Well, I’ll tell you what the smarty wants…He wants nothin’. He wants nothin’! He has a whole football club named after him, oh, how nice…He’s like this guy from Russia: Stalin. He sits there for twenty years and wants nothing. That really grinds my teeth.
You know what else grinds my teeth? This guy: Silent Stan. Why doesn’t he say anything? He just sits there, watching, like an old lady in a photo from the camera of a French lady student who was too bored sitting at home and came out to take a few pictures of old ladies doing their shopping. Say something Mr. Stan. Tell us what you like; tell us what you don’t like. Tell us how much money you have and how much you are gonna give. Say something, anything. Silent Kroenke – more like silent Grandma.
You know what else grinds my teeth? That guy Alexis Sanchez. With his dogs and everythin'… running around and having tantrums… Why don’t you run about with your dogs Alexis? Spend some energy, have a freakin chocolate and caramel break. Why can’t you be like that eye-guy, Ozil. He’s Ok, he just sits there, Observing. I would love to spOOn with him if LOis allOws me. He seems like a guy you can talk to about everything. You know, that, JOhn LennOn type. And that Sanchez guy is always ‘I like this, I don’t like that; do this, do that’ – yappy-yappy-do, always nagging… Hitler was a nagger. Sanchez is Hitler. Hey, look at me, I am a big footballer, I know how to play football, and you don’t; come on, do it like me…That really grinds my teeth.

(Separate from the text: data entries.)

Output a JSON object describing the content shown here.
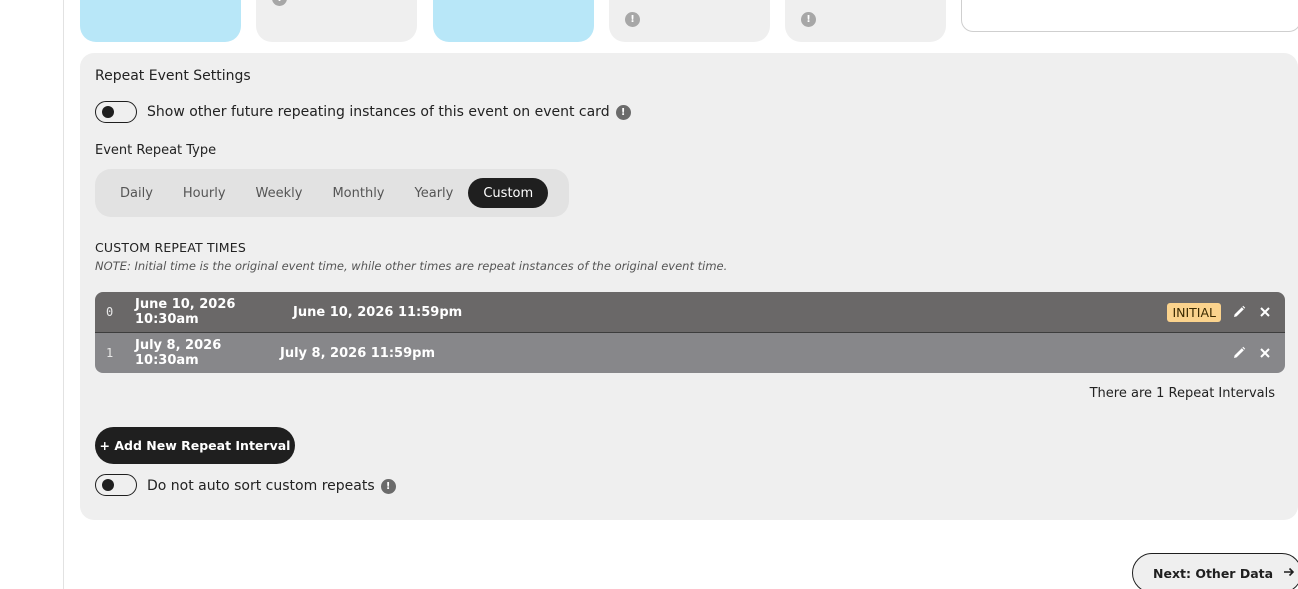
{
  "top_cards": [
    {
      "name": "card-1",
      "color": "#b8e7f8"
    },
    {
      "name": "card-2",
      "color": "#efefef"
    },
    {
      "name": "card-3",
      "color": "#b8e7f8"
    },
    {
      "name": "card-4",
      "color": "#efefef"
    },
    {
      "name": "card-5",
      "color": "#efefef"
    }
  ],
  "info_glyph": "!",
  "panel": {
    "title": "Repeat Event Settings",
    "show_future_toggle_label": "Show other future repeating instances of this event on event card",
    "repeat_type_label": "Event Repeat Type",
    "repeat_types": [
      "Daily",
      "Hourly",
      "Weekly",
      "Monthly",
      "Yearly",
      "Custom"
    ],
    "selected_repeat_type": "Custom",
    "custom_title": "CUSTOM REPEAT TIMES",
    "custom_note": "NOTE: Initial time is the original event time, while other times are repeat instances of the original event time.",
    "rows": [
      {
        "index": "0",
        "start": "June 10, 2026 10:30am",
        "end": "June 10, 2026 11:59pm",
        "badge": "INITIAL"
      },
      {
        "index": "1",
        "start": "July 8, 2026 10:30am",
        "end": "July 8, 2026 11:59pm"
      }
    ],
    "interval_count_text": "There are 1 Repeat Intervals",
    "add_button_label": "+ Add New Repeat Interval",
    "no_sort_toggle_label": "Do not auto sort custom repeats"
  },
  "footer": {
    "next_button_label": "Next: Other Data",
    "next_icon": "arrow-right-icon"
  },
  "colors": {
    "accent_dark": "#1f1f1f",
    "initial_badge": "#fbd38d",
    "row_primary": "#6a6868",
    "row_secondary": "#87878a",
    "card_blue": "#b8e7f8"
  }
}
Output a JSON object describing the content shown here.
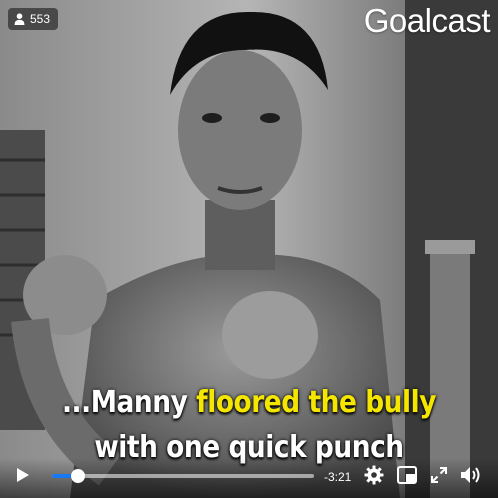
{
  "viewer_count": "553",
  "brand": "Goalcast",
  "caption": {
    "line1_white": "...Manny ",
    "line1_yellow": "floored the bully",
    "line2": "with one quick punch"
  },
  "controls": {
    "time_remaining": "-3:21",
    "progress": 0.1
  },
  "icons": {
    "viewer": "person-icon",
    "play": "play-icon",
    "settings": "gear-icon",
    "pip": "picture-in-picture-icon",
    "fullscreen": "expand-icon",
    "volume": "speaker-icon"
  },
  "colors": {
    "caption_highlight": "#f5e600",
    "progress_accent": "#1877f2"
  }
}
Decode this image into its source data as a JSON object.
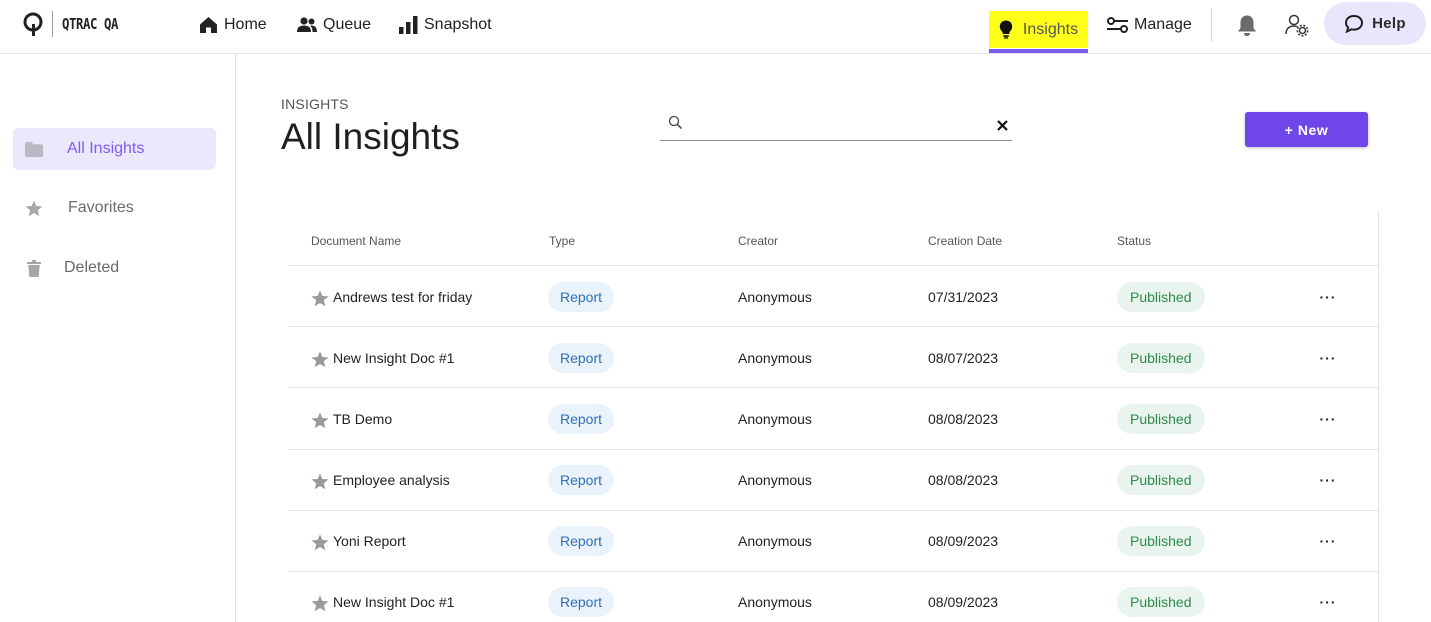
{
  "brand": {
    "name": "QTRAC QA"
  },
  "nav": {
    "home": "Home",
    "queue": "Queue",
    "snapshot": "Snapshot",
    "insights": "Insights",
    "manage": "Manage",
    "help": "Help"
  },
  "colors": {
    "accent": "#6f47e8",
    "highlight": "#ffff1a",
    "active_bg": "#ece8fc",
    "type_chip": "#eaf3fb",
    "status_chip": "#eaf4ee"
  },
  "sidebar": {
    "items": [
      {
        "label": "All Insights",
        "icon": "folder-icon",
        "active": true
      },
      {
        "label": "Favorites",
        "icon": "star-icon",
        "active": false
      },
      {
        "label": "Deleted",
        "icon": "trash-icon",
        "active": false
      }
    ]
  },
  "main": {
    "eyebrow": "INSIGHTS",
    "title": "All Insights",
    "search": {
      "value": "",
      "placeholder": ""
    },
    "new_button": "+ New"
  },
  "table": {
    "columns": [
      "Document Name",
      "Type",
      "Creator",
      "Creation Date",
      "Status"
    ],
    "rows": [
      {
        "name": "Andrews test for friday",
        "type": "Report",
        "creator": "Anonymous",
        "date": "07/31/2023",
        "status": "Published",
        "more": "···"
      },
      {
        "name": "New Insight Doc #1",
        "type": "Report",
        "creator": "Anonymous",
        "date": "08/07/2023",
        "status": "Published",
        "more": "···"
      },
      {
        "name": "TB Demo",
        "type": "Report",
        "creator": "Anonymous",
        "date": "08/08/2023",
        "status": "Published",
        "more": "···"
      },
      {
        "name": "Employee analysis",
        "type": "Report",
        "creator": "Anonymous",
        "date": "08/08/2023",
        "status": "Published",
        "more": "···"
      },
      {
        "name": "Yoni Report",
        "type": "Report",
        "creator": "Anonymous",
        "date": "08/09/2023",
        "status": "Published",
        "more": "···"
      },
      {
        "name": "New Insight Doc #1",
        "type": "Report",
        "creator": "Anonymous",
        "date": "08/09/2023",
        "status": "Published",
        "more": "···"
      }
    ]
  }
}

And thirdly, you know what grinds my teeth? This guy Chips Keswick. What sort of a name is that anyway? Chips. Why couldn’t your parents name you Chip or Chapman or Chad? Is he American? We, Americans, invented chips. But we call it fries. Chips Keswick – more like Potato Keswick. Eat well Sir Potato. And what if his wife cooks a nice dinner for him and he’s in the other room:
“Chips, dinner is ready!
“Chips, chips is ready!
“Ketchup or mayo, Chips?”
“On your chips …ketchup or mayo…Chips?”
Gees…That really grinds my teeth.
Well, I have to go now. It appears an emergency of a human-nature type has arisen. But before I go, Ha! Ha-Ha! Ha-Ha-Ha!!!
Disclaimer: This is parody piece written for the sole purpose of providing entertainment. It is no way intended to defame or offend anyone in all seriousness. Comparisons are meant to make people laugh and are in No Way representative of the true opinion of the author.